Cultural differences. Style cues don’t translate cleanly. In higher power-distance cultures, a “supporting” leader asking lots of open questions can read as a boss who doesn’t know the answer, and “delegating” can feel like abandonment rather than trust. Calibrate to how authority and autonomy are actually expected to look.
Your Monday-morning checklist
You don’t need to overhaul anything. Try this on one person:
- Pick a person and a current task. Not the person in general — this task.

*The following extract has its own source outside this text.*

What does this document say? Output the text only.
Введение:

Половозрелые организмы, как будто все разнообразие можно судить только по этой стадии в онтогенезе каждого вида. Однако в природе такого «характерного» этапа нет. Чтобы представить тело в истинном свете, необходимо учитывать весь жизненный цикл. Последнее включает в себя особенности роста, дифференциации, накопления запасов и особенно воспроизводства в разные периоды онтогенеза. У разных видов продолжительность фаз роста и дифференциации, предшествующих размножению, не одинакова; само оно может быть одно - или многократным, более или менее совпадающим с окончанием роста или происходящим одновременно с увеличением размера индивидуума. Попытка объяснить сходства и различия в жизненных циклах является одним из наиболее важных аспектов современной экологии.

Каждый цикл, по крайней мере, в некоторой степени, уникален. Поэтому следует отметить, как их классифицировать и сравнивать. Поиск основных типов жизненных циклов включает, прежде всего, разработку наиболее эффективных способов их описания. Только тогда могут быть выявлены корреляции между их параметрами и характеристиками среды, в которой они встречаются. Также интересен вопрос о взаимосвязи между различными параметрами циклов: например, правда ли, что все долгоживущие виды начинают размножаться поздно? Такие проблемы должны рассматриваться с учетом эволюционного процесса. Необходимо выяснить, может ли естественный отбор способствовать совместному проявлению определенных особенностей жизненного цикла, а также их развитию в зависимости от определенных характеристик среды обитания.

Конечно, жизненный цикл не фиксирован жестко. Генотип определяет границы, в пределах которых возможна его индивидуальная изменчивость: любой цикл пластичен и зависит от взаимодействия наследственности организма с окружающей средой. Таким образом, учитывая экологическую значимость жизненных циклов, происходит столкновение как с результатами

- Score the task. Competence: have they done this, well, before? Commitment: are they both motivated and confident?
- Match the style to what you scored, not to your habit.
- Ask, don’t assume. Use the three questions above.
- Name the contract. Agree out loud on how involved you’ll be and when you’ll revisit it.
- Re-diagnose monthly. The right style has a shelf life. People grow; your style should expire on schedule.
Four rules of thumb to keep in your pocket: seniority is not competence on a new task. When in doubt, diagnose before you direct. More direction fixes a skill gap, never a will gap. And your real job is to make your own style obsolete.